Furthermore, Chichester doesn’t see much good coming from privatization initiatives. He totally mischaracterizes the thrust of the House platform:

Those same people say the solution is simple — just attract more private capital to our transportation system. If that means selling a road that already has been paid for by taxpayers to a private entity so taxpayers have the pleasure of paying a second time, I call that double taxation. Some prefer to call it private enterprise.

That’s a straw man. The House privatization initiative does not call for selling roads. It calls for creating a “a detailed Action Plan to increase the role of the private sector in the development of transportation projects in Virginia as well as the use of public-private partnerships.” That doesn’t preclude selling existing roads but the obvious thrust is to aggressively identify opportunities to invest in new construction.

Chichester goes on: “Those same people say we can solve all of our problems by outsourcing more to the private sector. That’s well and good, but it ignores the reality that we already outsource more than 70 percent of road maintenance and more than 90 percent of new construction.”

Balderdash, no one says that privatization can “solve all our problems.” Privatization advocates say that outsourcing is only one piece of a comprehensive solution. Furthermore, Chichester fails to draw a distinction between “outsourcing” as currently practiced — hiring private contractors to handle piece-meal jobs — and the kind of outsourcing that reform advocates call for. With genuine outsourcing, VDOT would contract with private companies to manage maintenance for defined stretches of roadway over several years. VDOT would set performance standards and the contractor would accept the financial risk for failing to meet those standards.

As in the past, Chichester has provided no indication that he understands the connection between land use and transportation — that scattered, disconnected, low density development generates longer and more frequent automobile trips than do more efficient patterns of urban design. He never mentions telework or telecommuting. He never mentions congestion pricing. He never mentions Intelligent Transportation Systems.
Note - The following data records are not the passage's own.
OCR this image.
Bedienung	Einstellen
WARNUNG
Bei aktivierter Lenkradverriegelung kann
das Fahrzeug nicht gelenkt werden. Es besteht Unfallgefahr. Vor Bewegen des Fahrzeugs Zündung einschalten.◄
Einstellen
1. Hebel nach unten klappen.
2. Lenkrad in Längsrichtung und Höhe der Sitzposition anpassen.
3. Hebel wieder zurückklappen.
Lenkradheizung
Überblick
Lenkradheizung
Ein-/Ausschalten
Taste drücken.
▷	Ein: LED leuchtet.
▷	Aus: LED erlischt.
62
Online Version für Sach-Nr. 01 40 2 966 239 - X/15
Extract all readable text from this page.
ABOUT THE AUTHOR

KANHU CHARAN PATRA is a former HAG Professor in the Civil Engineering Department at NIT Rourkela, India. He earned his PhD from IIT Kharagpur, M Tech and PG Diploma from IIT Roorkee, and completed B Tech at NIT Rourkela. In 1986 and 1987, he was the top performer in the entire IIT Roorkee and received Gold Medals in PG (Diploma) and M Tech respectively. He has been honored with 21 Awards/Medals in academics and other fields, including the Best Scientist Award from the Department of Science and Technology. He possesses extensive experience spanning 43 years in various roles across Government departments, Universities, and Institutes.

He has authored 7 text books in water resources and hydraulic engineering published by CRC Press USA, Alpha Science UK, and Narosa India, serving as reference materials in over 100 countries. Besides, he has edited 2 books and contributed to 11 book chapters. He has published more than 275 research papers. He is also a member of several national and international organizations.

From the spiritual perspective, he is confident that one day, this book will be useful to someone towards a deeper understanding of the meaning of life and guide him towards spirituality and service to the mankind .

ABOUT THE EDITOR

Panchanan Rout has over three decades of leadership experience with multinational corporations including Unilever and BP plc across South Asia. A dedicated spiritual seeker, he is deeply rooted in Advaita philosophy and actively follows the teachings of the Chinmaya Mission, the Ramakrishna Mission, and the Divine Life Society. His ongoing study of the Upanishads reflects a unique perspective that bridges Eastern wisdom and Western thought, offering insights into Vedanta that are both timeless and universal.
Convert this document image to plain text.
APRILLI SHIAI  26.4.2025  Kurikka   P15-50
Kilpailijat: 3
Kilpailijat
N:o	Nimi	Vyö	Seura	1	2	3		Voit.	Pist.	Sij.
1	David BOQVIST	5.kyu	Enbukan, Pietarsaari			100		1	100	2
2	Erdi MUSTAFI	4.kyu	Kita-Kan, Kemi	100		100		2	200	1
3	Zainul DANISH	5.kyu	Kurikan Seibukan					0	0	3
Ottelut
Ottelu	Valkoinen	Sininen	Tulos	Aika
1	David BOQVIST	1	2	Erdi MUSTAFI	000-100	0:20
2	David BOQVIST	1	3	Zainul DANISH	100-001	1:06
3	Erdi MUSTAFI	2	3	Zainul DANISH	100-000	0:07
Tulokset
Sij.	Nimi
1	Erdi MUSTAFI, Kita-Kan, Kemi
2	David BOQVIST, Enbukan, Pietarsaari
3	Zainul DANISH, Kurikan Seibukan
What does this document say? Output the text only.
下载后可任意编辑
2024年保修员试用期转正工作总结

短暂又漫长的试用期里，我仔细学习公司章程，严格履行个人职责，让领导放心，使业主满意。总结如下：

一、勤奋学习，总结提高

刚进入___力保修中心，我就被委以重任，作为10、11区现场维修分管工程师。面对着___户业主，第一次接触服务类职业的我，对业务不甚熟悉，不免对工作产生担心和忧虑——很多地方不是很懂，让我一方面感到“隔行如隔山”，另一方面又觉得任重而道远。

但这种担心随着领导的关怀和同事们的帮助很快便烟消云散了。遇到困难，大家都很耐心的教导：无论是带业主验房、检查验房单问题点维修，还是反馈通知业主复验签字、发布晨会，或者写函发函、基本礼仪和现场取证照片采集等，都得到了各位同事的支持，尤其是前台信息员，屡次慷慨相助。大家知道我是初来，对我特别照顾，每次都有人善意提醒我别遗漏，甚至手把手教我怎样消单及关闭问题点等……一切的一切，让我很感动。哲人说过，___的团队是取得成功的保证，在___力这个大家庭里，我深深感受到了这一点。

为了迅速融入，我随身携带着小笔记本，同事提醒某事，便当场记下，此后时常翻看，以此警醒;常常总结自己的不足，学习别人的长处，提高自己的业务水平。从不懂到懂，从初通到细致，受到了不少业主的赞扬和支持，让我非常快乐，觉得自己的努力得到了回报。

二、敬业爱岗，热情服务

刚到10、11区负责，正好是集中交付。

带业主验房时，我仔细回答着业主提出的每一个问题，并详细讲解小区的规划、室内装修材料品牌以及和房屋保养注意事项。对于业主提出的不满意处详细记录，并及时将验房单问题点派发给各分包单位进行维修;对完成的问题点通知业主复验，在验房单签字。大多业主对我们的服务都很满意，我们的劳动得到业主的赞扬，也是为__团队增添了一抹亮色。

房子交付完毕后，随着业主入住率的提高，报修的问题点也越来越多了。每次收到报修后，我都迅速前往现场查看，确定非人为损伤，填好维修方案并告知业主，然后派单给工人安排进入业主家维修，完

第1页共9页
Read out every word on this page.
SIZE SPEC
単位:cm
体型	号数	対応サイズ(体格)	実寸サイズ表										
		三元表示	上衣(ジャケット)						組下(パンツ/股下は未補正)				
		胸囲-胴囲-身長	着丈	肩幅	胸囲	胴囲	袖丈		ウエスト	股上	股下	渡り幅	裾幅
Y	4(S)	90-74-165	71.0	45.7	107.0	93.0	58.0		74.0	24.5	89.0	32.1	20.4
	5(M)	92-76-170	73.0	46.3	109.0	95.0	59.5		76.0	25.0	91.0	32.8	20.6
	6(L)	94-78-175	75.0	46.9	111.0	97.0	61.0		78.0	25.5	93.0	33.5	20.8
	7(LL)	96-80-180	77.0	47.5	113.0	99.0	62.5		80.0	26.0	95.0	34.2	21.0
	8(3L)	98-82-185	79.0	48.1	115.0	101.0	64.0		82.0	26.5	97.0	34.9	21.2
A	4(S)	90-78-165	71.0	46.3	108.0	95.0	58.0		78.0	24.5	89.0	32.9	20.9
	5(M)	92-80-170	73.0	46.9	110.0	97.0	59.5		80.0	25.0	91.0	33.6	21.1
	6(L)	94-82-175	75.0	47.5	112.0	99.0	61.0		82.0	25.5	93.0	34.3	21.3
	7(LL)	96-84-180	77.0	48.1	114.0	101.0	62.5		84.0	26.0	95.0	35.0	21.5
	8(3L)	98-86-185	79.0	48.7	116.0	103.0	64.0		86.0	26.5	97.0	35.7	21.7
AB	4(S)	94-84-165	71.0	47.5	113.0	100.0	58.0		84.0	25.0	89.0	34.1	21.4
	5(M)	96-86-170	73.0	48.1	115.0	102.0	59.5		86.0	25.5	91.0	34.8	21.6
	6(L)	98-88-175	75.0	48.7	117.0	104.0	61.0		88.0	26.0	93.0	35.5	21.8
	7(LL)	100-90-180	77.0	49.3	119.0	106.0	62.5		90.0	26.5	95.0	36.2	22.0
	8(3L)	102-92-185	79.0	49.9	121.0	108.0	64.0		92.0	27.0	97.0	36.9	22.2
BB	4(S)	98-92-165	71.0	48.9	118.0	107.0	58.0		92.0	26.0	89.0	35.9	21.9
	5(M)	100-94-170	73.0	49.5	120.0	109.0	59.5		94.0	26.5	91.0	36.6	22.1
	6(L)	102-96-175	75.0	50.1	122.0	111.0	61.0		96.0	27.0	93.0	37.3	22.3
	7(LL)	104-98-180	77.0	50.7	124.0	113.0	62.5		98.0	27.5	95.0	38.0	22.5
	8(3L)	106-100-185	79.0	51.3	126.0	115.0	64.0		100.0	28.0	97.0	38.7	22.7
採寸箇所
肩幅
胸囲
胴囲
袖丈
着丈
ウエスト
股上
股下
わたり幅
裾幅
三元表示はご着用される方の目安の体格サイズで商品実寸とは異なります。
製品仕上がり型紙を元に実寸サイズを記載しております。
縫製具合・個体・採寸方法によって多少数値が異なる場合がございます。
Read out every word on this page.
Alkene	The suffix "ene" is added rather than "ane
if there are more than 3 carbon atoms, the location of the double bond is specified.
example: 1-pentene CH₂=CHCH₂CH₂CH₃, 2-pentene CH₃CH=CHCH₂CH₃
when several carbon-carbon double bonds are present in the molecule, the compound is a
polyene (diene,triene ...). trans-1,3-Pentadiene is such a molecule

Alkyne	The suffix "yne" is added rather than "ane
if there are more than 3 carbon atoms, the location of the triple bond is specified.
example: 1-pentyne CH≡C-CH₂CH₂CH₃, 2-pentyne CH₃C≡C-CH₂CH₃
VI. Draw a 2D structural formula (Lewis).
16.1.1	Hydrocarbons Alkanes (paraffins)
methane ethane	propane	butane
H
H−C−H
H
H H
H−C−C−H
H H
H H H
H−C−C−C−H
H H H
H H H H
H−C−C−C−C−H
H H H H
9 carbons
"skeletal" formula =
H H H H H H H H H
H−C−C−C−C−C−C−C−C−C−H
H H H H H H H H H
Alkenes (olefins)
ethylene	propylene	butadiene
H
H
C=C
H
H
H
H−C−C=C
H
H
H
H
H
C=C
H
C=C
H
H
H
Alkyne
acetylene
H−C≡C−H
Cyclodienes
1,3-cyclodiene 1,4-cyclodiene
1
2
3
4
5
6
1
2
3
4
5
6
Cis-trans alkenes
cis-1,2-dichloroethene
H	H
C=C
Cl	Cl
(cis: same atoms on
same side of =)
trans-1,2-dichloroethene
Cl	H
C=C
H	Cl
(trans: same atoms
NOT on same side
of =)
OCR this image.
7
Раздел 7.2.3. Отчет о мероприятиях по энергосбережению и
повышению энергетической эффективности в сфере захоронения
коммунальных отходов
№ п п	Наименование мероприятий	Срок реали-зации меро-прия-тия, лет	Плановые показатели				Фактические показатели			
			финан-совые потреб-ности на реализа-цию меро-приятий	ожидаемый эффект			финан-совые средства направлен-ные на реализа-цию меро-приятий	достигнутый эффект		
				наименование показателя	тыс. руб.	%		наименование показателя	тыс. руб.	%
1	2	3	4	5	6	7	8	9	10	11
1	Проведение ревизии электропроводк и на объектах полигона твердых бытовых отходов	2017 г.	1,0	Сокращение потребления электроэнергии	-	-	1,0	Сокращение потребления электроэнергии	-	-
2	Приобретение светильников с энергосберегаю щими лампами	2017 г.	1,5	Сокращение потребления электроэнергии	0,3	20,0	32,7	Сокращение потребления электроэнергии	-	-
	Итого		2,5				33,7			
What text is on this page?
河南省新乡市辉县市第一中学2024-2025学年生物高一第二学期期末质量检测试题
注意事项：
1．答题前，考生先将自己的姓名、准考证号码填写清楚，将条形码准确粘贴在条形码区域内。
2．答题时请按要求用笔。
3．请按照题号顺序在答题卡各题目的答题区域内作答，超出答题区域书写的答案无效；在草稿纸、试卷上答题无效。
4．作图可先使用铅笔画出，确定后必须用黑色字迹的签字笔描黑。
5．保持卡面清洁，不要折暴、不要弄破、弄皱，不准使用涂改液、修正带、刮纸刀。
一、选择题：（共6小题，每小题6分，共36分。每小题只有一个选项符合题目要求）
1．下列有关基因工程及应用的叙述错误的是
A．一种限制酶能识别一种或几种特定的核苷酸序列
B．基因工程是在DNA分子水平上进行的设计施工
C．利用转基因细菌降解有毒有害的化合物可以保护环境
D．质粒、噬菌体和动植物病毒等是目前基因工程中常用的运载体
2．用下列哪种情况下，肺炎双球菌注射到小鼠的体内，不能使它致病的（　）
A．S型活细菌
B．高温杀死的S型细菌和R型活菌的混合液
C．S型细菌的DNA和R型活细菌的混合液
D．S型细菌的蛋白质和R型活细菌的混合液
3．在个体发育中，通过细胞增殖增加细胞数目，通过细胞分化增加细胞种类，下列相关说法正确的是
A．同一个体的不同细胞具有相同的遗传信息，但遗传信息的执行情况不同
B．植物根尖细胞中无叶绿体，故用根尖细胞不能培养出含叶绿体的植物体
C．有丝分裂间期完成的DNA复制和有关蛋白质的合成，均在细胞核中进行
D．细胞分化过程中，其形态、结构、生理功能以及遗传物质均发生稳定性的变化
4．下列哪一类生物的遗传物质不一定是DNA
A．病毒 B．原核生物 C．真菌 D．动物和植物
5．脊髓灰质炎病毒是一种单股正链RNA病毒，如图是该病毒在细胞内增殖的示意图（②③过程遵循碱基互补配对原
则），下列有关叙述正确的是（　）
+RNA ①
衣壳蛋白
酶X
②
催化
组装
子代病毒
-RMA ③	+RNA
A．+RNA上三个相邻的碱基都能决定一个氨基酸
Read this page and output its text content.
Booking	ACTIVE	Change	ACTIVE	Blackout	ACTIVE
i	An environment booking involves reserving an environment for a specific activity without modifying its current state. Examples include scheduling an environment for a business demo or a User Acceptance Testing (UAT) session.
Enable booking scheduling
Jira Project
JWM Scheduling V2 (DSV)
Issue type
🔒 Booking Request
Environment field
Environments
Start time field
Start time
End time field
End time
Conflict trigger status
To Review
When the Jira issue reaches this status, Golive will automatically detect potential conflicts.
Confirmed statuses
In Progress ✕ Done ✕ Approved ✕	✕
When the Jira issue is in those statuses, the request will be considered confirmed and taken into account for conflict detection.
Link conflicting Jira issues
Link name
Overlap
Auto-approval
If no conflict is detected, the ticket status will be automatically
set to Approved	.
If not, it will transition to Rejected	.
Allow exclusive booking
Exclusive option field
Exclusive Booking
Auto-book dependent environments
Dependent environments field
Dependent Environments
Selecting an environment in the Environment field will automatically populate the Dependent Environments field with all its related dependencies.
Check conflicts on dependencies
He never mentions Transportation Demand Management.

It is scary: The most powerful man in the state senate embodies a transportation philosophy that seems frozen in the amber of the 1970s: Tax, spend, build — and trust the politicians to get it all right.

Gov. Timothy M. Kaine has stated that, while he also wants to raise taxes, he is willing to work with the House to find common ground. Unfortunately, Chichester has made it very clear that he sees no common ground. We can only hope that Senate Democrats and a handful of low-tax Republicans will craft a Senate majority willing to follow the Governor’s lead in working with the House.